Le jour J

Ce printemps généreusement ensoleillé représentait pour moi la fin d’une histoire. L’heure de faire mes paquets était arrivée et je n’abordais pas cette nouvelle étape de ma vie sans appréhension. Je connaissais un peu l’environnement dans lequel j’allais prochainement évoluer, car la famille de mon père résidait à proximité de notre nouvelle demeure, mais mon état esprit était le même que celui que j’avais connu lorsque mes parents s’étaient extirpés du très rassurant cocon familial de ma naissance. Ce déménagement avait été la première expérience douloureuse de mon existence et j’en gardais au fond de moi une trace indélébile.

J’avais cette faculté de laisser aller mes yeux et mes pensées dans un ailleurs meilleur que celui dans lequel mon destin m’avait placé. Depuis toujours cet échappatoire me permettait d’oublier un temps donné l’âpreté de mon sort et par la même il contribuait à diminuer considérablement l’intensité de mon stress. Dans ce contexte d’indescriptible pagaille, où notre maison chamboulée de toutes parts, voyait ses pièces envahies par des montagnes de cartons, j’étais dénué de tous mes repères, et l’exercice devenait difficile, car la panique qui m’envahissait petit à petit, brouillait mes capacités de concentration.

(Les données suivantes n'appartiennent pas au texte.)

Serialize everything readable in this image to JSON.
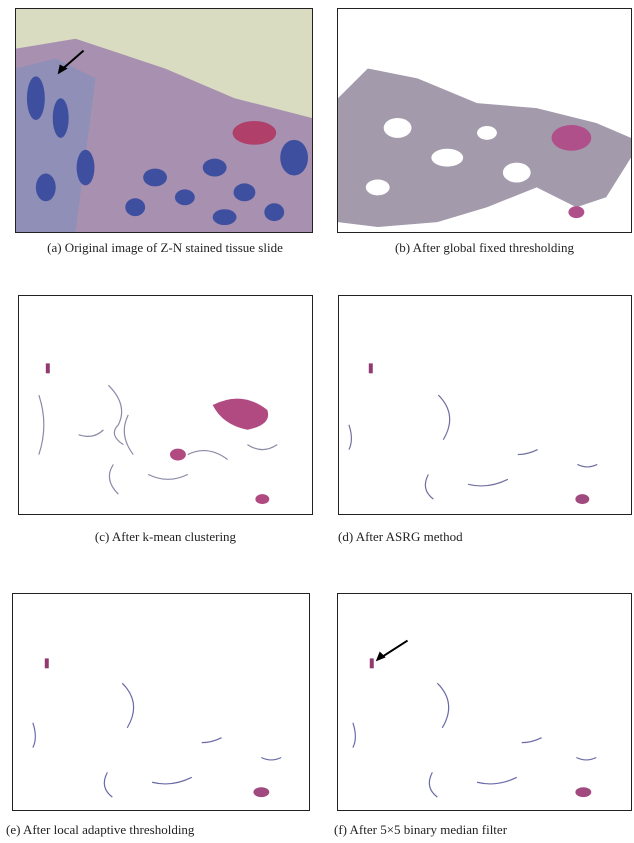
{
  "figure": {
    "panels": [
      {
        "caption": "(a) Original image of Z-N stained tissue slide"
      },
      {
        "caption": "(b) After global fixed thresholding"
      },
      {
        "caption": "(c) After k-mean clustering"
      },
      {
        "caption": "(d) After ASRG method"
      },
      {
        "caption": "(e) After local adaptive thresholding"
      },
      {
        "caption": "(f) After 5×5 binary median filter"
      }
    ]
  }
}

La réalité était plus forte que la fiction et je n’avais pas d’autres choix que de faire face à mes obligations en espérant que la tempête se calme rapidement.

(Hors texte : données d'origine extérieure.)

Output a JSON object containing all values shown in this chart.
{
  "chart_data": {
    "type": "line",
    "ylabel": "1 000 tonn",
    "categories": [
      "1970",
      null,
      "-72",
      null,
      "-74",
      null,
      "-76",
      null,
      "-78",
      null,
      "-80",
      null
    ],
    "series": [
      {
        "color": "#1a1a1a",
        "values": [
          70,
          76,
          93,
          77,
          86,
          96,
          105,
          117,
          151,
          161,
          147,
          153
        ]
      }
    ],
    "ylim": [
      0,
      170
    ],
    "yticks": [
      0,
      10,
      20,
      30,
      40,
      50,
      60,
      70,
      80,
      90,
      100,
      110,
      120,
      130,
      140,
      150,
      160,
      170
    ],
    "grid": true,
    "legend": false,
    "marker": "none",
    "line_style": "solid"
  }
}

Extrait du livre de mes mémoires

Bien que la société évoluait, un certain nombre de préjugés restaient fortement ancrés dans notre petite communauté villageoise et mon ardent désir de m’échapper de cette étouffante emprise restait toujours d’actualité. Néanmoins maintenant que j’étais au pied du mur, je me rendais compte qu’il n’était pas aussi facile de dire adieu à dix huit ans de mon existence. Je ne quittais pas cette grande famille de villageois sans en être marqué de son empreinte.

Loin de rogner mes origines, cette ruralité malgré ses imperfections demeurait au contraire dans ma mémoire comme l’héritage d’un mode de vie auquel j’avais participé, la source de bien des moments de plaisirs.

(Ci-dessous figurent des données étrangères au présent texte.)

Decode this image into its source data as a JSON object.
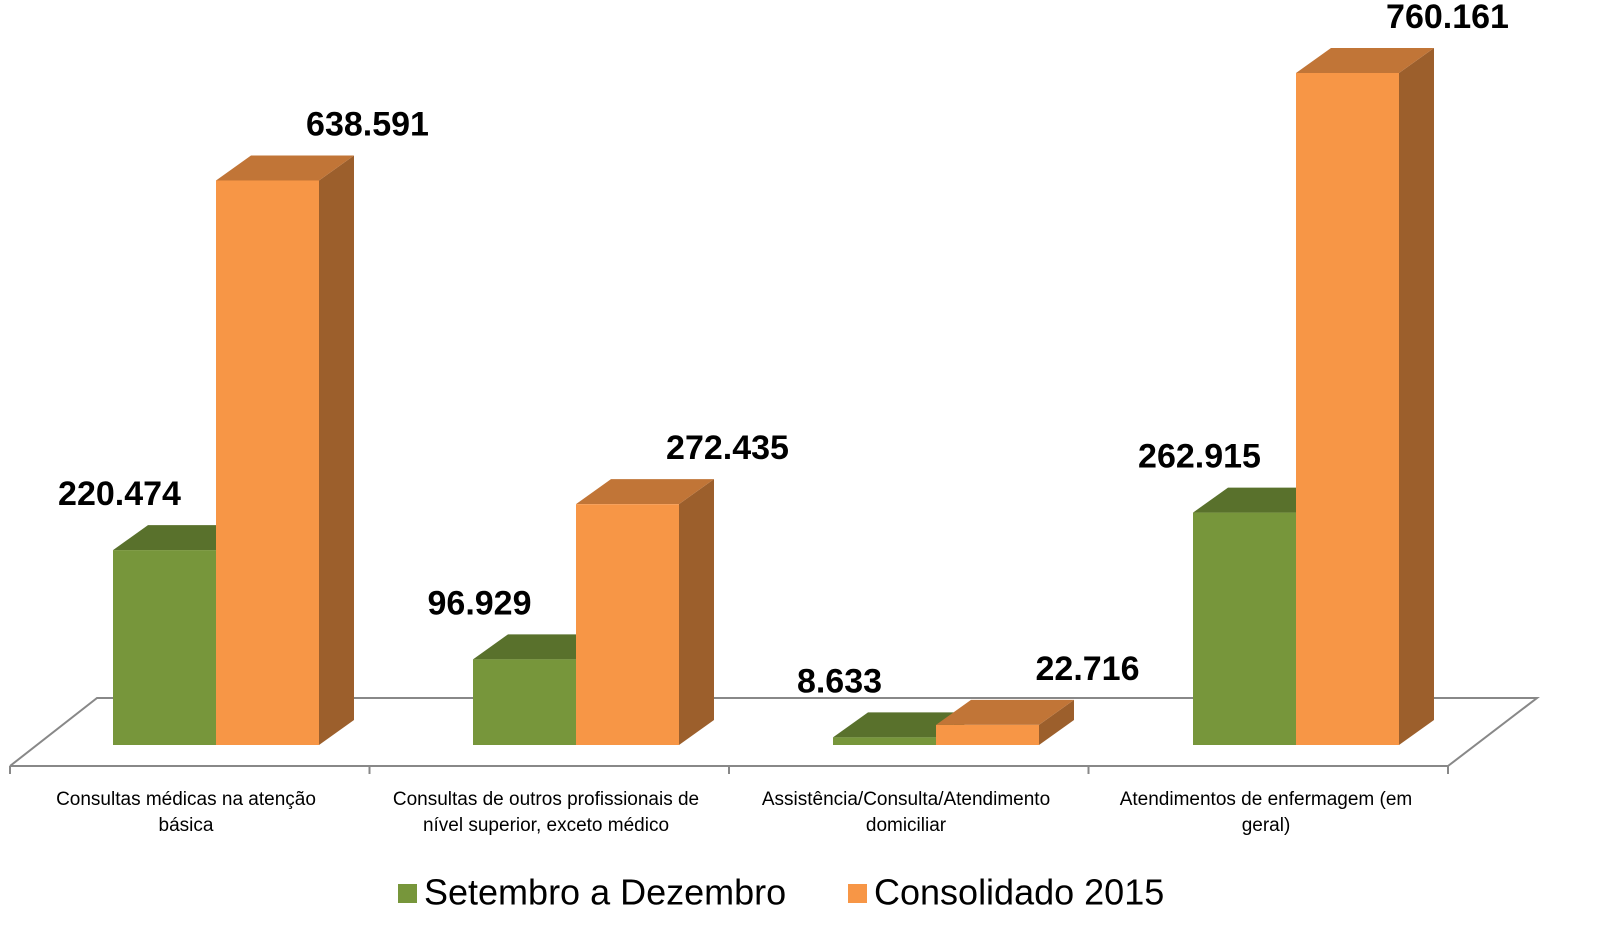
{
  "chart_data": {
    "type": "bar3d",
    "categories": [
      "Consultas médicas na atenção básica",
      "Consultas de outros profissionais de nível superior, exceto médico",
      "Assistência/Consulta/Atendimento domiciliar",
      "Atendimentos de enfermagem (em geral)"
    ],
    "series": [
      {
        "name": "Setembro a Dezembro",
        "color": "#77963b",
        "values": [
          220474,
          96929,
          8633,
          262915
        ],
        "value_labels": [
          "220.474",
          "96.929",
          "8.633",
          "262.915"
        ]
      },
      {
        "name": "Consolidado 2015",
        "color": "#f79646",
        "values": [
          638591,
          272435,
          22716,
          760161
        ],
        "value_labels": [
          "638.591",
          "272.435",
          "22.716",
          "760.161"
        ]
      }
    ]
  }
}
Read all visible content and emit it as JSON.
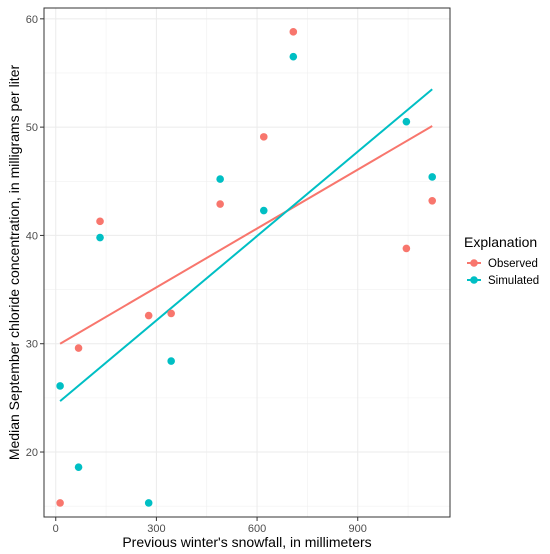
{
  "chart_data": {
    "type": "scatter",
    "xlabel": "Previous winter's snowfall, in millimeters",
    "ylabel": "Median September chloride concentration, in milligrams per liter",
    "xlim": [
      -35,
      1175
    ],
    "ylim": [
      14,
      61
    ],
    "x_ticks": [
      0,
      300,
      600,
      900
    ],
    "y_ticks": [
      20,
      30,
      40,
      50,
      60
    ],
    "grid": true,
    "legend": {
      "title": "Explanation",
      "position": "right"
    },
    "series": [
      {
        "name": "Observed",
        "color": "#F8766D",
        "points": [
          {
            "x": 13,
            "y": 15.3
          },
          {
            "x": 68,
            "y": 29.6
          },
          {
            "x": 132,
            "y": 41.3
          },
          {
            "x": 277,
            "y": 32.6
          },
          {
            "x": 344,
            "y": 32.8
          },
          {
            "x": 490,
            "y": 42.9
          },
          {
            "x": 620,
            "y": 49.1
          },
          {
            "x": 708,
            "y": 58.8
          },
          {
            "x": 1045,
            "y": 38.8
          },
          {
            "x": 1122,
            "y": 43.2
          }
        ],
        "trend": {
          "x": [
            13,
            1122
          ],
          "y": [
            30.0,
            50.1
          ]
        }
      },
      {
        "name": "Simulated",
        "color": "#00BFC4",
        "points": [
          {
            "x": 13,
            "y": 26.1
          },
          {
            "x": 68,
            "y": 18.6
          },
          {
            "x": 132,
            "y": 39.8
          },
          {
            "x": 277,
            "y": 15.3
          },
          {
            "x": 344,
            "y": 28.4
          },
          {
            "x": 490,
            "y": 45.2
          },
          {
            "x": 620,
            "y": 42.3
          },
          {
            "x": 708,
            "y": 56.5
          },
          {
            "x": 1045,
            "y": 50.5
          },
          {
            "x": 1122,
            "y": 45.4
          }
        ],
        "trend": {
          "x": [
            13,
            1122
          ],
          "y": [
            24.7,
            53.5
          ]
        }
      }
    ]
  }
}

La date de notre départ étant fixée un week-end de début mai, il me fallut empaqueter linge, vaisselle et bibelots divers.

Par habitude de nous débrouiller seul, ou par pudeur et timidité nous n’avions pas fait appel à de l’aide extérieure, mais la tâche était trop lourde pour moi et la préparation du déménagement prenait beaucoup de retard.

La panique gagnait du terrain car je me sentais de plus en plus le besoin d’être guidé. Me reposer sur l’autorité d’un adulte aurait contribué à apaiser mon anxiété, j’avais brutalement envie d’être un simple adolescent.

Les miracles n’existent que dans les livres et ma requête ne fut pas exaucée pas plus que mes larmes que j’espéraient depuis si longtemps ne furent versées.

Le jour fatidique arriva, alors que toutes les conditions n’étaient pas réunies pour que le chargement des meubles et appareils ménagers se fassent dans de bonnes conditions.

La compassion n’étant pas le fort de certaines personnes, on me fit des remarques blessantes sur le travail qui n’avait pas été accompli. J’avais envie d’exprimer la révolte qui me brûlait les entrailles, mais je me tus, car il était inutile de montrer un désarroi que nul n’était en mesure de comprendre.

En dehors des gens de ma famille, Annie et le plus jeune des ouvriers de son père avec lequel j’avais sympathisé lorsque je travaillais à confectionner des palettes de parpaings, voulurent bien nous prêter main forte.

Finalement notre transfert s’était passé sans anicroches et après des semaines d’angoisse et de doute, la porte s’était refermée une fois de plus sur notre solitude. Le soir tombait et j’étais devenu un citadin.